Fish Head Curry Recipe from Appetti
If you know how to cook any curry you probably won’t find it too challenging to cook up this fantastic fish head curry recipe. Some also call it curry fish head, but the taste is equally amazing. So today we are inviting you on a mini cooking class, creating the fish head curry recipe. Did you know that Appetti lists 609 restaurants that serve curry in Singapore.
What you need
- 1 Whole fish head or more if you have a big pan
- 2 cups Rice
- 4 Onions
- 3 Garlic cloves
- 11 Red and green chillies
- 1 cup Coconut milk
- 1 tbs Tamarind paste (to taste)
- 2-3 curry leaves
- 2 Large Tomatoes
- 10 gm Ginger
- 1/2 tsp Salt
- 1/2 tsp Sugar
- Curry powder black pepper (20g), turmeric powder (30g), ground fenugreek (10g), chilli powder (150g), coriander powder (250g), cumin powder (60g) and sunflower oil (5g).

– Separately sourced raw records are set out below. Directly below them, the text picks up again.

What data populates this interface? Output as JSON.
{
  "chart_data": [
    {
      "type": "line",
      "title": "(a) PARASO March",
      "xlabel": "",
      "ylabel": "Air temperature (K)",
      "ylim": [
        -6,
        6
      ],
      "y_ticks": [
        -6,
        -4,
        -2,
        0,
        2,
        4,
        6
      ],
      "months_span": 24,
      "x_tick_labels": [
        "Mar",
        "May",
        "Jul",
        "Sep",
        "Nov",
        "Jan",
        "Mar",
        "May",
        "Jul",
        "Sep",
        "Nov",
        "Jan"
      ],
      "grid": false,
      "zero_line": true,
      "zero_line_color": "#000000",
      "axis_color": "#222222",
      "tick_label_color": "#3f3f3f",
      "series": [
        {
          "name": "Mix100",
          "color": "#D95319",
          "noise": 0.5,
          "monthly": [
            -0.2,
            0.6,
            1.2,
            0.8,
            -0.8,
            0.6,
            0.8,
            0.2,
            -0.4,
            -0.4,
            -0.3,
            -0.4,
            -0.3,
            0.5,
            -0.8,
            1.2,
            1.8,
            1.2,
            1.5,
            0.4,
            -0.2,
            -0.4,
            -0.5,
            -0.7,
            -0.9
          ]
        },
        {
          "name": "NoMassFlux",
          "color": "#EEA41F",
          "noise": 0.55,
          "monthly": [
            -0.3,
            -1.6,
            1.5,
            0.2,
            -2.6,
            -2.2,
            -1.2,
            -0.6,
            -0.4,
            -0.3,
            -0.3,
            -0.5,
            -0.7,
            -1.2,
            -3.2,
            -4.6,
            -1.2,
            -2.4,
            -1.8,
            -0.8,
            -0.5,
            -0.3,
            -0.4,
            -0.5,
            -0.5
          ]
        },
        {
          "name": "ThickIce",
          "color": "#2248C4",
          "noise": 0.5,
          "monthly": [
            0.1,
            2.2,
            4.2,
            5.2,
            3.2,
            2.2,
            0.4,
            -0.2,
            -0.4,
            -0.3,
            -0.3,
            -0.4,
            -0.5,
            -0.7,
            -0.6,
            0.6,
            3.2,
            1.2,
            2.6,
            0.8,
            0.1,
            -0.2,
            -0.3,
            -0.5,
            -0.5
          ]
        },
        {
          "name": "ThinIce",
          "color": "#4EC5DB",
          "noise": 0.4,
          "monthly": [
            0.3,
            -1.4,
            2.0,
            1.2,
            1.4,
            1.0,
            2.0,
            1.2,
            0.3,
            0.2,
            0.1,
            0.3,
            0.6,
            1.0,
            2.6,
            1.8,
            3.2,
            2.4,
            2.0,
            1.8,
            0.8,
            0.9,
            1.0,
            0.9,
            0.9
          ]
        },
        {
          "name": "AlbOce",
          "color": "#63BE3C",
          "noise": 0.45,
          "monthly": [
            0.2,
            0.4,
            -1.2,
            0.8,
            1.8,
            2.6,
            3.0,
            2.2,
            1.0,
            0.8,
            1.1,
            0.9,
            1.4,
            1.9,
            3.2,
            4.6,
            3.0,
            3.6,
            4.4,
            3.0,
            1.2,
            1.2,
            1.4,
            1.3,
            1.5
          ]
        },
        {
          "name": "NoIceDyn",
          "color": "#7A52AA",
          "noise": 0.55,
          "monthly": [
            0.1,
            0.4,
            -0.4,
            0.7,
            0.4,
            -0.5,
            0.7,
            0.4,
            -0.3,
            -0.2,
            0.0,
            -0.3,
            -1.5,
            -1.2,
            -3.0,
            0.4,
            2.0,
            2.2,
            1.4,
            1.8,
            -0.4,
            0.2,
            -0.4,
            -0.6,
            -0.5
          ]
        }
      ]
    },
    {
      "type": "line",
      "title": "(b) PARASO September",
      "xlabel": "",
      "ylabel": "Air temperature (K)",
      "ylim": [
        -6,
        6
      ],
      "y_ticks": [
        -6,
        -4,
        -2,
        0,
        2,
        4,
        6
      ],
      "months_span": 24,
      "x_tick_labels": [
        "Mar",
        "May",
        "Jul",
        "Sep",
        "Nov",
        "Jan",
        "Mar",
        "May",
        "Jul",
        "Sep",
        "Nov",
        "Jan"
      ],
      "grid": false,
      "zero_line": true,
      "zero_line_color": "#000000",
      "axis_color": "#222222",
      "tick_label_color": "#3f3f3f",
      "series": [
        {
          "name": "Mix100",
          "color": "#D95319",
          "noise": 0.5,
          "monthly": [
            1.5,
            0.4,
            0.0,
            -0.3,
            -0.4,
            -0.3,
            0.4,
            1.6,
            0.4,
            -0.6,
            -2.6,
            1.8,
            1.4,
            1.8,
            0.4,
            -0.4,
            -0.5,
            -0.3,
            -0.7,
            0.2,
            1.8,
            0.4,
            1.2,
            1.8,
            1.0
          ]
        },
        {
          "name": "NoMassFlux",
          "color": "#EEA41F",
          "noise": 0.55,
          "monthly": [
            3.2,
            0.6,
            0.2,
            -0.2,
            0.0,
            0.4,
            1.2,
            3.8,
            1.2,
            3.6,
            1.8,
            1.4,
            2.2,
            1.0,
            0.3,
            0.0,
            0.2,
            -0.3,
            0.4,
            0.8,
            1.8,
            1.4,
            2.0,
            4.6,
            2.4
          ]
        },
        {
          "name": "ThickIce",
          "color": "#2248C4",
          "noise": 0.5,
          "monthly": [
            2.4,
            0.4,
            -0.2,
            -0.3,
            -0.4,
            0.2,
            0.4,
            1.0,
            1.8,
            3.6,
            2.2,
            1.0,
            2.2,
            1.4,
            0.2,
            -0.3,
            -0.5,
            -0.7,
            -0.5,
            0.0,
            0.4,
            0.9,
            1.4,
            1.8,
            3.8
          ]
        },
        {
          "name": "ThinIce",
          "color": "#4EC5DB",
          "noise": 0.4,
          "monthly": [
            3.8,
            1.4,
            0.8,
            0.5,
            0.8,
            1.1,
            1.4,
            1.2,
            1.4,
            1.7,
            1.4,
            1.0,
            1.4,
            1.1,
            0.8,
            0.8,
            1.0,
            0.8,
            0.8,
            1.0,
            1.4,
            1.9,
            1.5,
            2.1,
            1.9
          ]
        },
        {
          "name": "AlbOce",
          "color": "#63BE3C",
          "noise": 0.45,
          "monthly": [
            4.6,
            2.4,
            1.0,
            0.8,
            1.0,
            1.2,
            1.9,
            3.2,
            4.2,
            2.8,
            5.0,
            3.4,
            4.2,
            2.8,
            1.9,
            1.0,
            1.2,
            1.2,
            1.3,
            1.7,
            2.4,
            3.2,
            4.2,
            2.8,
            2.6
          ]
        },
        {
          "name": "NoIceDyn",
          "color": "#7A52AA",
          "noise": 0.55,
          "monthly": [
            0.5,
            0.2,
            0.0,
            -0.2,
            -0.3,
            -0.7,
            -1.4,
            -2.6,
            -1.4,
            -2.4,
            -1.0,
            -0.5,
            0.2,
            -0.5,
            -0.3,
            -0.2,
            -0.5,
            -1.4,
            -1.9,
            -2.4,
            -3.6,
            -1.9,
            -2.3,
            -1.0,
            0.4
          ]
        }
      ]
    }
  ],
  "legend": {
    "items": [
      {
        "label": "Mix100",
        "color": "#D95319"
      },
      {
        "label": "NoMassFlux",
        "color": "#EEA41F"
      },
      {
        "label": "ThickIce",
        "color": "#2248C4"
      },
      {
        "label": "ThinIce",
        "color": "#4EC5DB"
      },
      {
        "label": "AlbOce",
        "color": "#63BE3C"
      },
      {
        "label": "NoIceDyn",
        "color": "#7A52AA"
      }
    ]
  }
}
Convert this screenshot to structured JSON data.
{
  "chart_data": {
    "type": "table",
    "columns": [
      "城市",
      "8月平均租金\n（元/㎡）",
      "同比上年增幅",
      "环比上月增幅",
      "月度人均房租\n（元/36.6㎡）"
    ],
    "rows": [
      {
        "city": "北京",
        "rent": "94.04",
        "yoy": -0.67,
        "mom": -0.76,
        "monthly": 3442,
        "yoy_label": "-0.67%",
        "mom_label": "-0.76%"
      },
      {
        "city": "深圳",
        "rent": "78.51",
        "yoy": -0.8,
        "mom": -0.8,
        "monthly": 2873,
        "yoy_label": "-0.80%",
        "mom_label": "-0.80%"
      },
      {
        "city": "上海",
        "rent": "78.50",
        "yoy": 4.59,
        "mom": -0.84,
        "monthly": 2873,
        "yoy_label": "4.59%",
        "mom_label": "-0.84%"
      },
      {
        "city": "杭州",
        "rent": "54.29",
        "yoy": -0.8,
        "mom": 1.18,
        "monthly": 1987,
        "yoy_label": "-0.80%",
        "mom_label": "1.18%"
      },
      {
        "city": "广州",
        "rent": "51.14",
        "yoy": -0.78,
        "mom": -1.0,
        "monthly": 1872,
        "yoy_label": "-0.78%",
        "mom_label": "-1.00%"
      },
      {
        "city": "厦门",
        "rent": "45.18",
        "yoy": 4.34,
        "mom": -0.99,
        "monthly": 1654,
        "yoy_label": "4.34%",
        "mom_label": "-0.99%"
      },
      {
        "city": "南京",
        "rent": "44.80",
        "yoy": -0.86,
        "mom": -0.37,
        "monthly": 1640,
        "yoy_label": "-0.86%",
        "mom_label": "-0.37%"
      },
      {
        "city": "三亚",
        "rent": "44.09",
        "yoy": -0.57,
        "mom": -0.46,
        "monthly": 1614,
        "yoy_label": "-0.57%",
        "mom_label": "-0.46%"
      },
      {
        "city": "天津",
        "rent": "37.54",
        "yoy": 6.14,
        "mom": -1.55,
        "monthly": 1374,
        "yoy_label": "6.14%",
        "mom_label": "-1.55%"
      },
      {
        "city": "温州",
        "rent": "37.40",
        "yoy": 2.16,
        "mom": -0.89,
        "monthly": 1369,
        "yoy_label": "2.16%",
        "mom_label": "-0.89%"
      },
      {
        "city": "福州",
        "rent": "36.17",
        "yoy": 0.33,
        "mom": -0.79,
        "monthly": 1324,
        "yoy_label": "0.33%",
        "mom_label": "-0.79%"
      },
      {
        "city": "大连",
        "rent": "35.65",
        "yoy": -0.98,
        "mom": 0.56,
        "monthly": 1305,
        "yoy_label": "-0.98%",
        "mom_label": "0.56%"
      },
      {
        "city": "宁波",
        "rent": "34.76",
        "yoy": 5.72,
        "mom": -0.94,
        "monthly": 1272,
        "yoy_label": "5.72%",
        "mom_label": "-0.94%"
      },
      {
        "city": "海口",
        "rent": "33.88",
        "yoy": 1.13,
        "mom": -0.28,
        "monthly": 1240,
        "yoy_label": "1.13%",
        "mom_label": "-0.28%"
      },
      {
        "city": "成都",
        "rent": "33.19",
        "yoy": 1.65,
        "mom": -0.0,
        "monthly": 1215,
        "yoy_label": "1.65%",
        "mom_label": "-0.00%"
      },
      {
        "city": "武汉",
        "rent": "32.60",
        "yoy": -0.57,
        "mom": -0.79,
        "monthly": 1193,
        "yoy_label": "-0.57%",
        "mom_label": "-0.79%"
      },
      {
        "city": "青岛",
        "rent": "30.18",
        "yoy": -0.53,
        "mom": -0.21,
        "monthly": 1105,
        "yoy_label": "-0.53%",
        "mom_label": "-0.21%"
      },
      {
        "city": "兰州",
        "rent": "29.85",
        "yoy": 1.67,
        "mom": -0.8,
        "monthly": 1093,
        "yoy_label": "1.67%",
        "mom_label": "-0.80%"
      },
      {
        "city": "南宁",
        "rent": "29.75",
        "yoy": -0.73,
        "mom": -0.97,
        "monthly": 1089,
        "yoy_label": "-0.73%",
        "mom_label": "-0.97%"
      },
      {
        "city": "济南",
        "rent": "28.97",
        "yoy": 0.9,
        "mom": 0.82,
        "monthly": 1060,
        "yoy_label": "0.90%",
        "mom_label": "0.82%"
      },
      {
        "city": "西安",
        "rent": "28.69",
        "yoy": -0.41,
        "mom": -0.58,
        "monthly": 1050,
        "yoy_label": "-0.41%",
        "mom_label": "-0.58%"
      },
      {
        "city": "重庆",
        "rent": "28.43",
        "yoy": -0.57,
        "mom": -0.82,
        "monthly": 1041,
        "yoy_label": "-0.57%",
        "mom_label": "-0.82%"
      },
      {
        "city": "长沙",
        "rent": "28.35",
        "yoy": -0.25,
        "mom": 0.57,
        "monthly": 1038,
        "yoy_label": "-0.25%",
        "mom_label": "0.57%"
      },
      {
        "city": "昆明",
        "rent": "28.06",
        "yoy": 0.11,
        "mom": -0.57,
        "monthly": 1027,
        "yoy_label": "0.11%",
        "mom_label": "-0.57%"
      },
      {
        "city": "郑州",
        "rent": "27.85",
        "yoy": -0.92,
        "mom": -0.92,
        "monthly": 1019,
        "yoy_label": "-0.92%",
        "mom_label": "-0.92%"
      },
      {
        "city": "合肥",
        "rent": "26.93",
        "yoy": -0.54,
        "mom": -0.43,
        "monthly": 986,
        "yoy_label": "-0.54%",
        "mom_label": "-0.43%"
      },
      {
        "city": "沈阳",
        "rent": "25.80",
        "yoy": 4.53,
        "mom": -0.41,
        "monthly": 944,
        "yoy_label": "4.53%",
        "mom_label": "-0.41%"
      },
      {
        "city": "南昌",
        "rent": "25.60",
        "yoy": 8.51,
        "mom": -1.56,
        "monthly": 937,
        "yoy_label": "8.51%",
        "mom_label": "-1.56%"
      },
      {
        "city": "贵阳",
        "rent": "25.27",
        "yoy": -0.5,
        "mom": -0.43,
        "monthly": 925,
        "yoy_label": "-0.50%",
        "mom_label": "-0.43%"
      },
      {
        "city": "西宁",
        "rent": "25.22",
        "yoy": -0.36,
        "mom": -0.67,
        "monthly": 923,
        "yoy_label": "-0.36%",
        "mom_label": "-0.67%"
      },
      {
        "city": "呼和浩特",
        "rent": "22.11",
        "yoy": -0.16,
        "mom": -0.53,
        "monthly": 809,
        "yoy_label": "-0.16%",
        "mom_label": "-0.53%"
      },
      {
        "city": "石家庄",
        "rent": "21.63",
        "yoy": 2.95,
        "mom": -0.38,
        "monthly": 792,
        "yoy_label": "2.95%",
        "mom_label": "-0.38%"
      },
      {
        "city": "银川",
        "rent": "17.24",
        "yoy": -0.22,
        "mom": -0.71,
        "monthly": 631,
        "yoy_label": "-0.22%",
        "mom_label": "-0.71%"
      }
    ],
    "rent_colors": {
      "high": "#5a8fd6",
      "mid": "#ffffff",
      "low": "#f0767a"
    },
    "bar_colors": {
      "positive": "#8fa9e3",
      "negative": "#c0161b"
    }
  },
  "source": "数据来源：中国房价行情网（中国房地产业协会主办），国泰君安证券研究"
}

How to cook our Fish Head Curry recipe
You may also decide to use fish steaks instead of a head, but that will take away the authenticity of the fish head curry recipe. If you are going ahead the traditional way, wash the fish head, cut it into two pieces and pat it dry.
First the Curry Mixture
Now you will have to get your curry powder mixture ready, using the ingredients listed above. When ready, place it in a saucepan with the ginger and fry on high temperature until smoking. It should take about 2-3 minutes or so. To make the paste, allow the mixture to cool and whizz it in a food processor. You can, of course, vary the quantities of the ingredients to suit the taste buds of you and your dinner guests.
Second the Garlic and Onions
So now the same saucepan to stir fry the garlic with the remaining oil, until golden-brown. Then add the curry paste and cook until you can smell the compelling aroma. Next, pour the thinly sliced onions and stir fry again for a minute.
As in most Malay recipes, (Appetti has 66 Malay food listings in Singapore) coconut milk is very important when cooking fish head curry. So now you can add half a cup of the coconut milk to the curry paste and stir fried ingredients. Bring it to boil but don’t let go of the wooden spoon, because if you stop stirring, it may curdle and spoil the texture of your fish head curry recipe.
And now the Fish Head
It’s finally time for the star of the recipe – the fish head! Add it to the mixture and allow it to cook for 10-15 minutes before pouring the remaining coconut milk and tamarind juice. Please bear in mind that the tamarind is a very strong condiment so it’s best if you dilute it in half a cup of water beforehand.
After a minute or two you can add the rest of the ingredients – tomatoes, chilli peppers, curry leaves, salt and sugar. Bring down the temperature and simmer for 5-8 minutes. You can add water to get the right consistency of the curry. Serve with steaming hot rice to complete this fish head curry recipe.
Just like that, you now know how to cook an amazing, flavoursome curry fish head, one of the most iconic dishes from the Malay cuisine.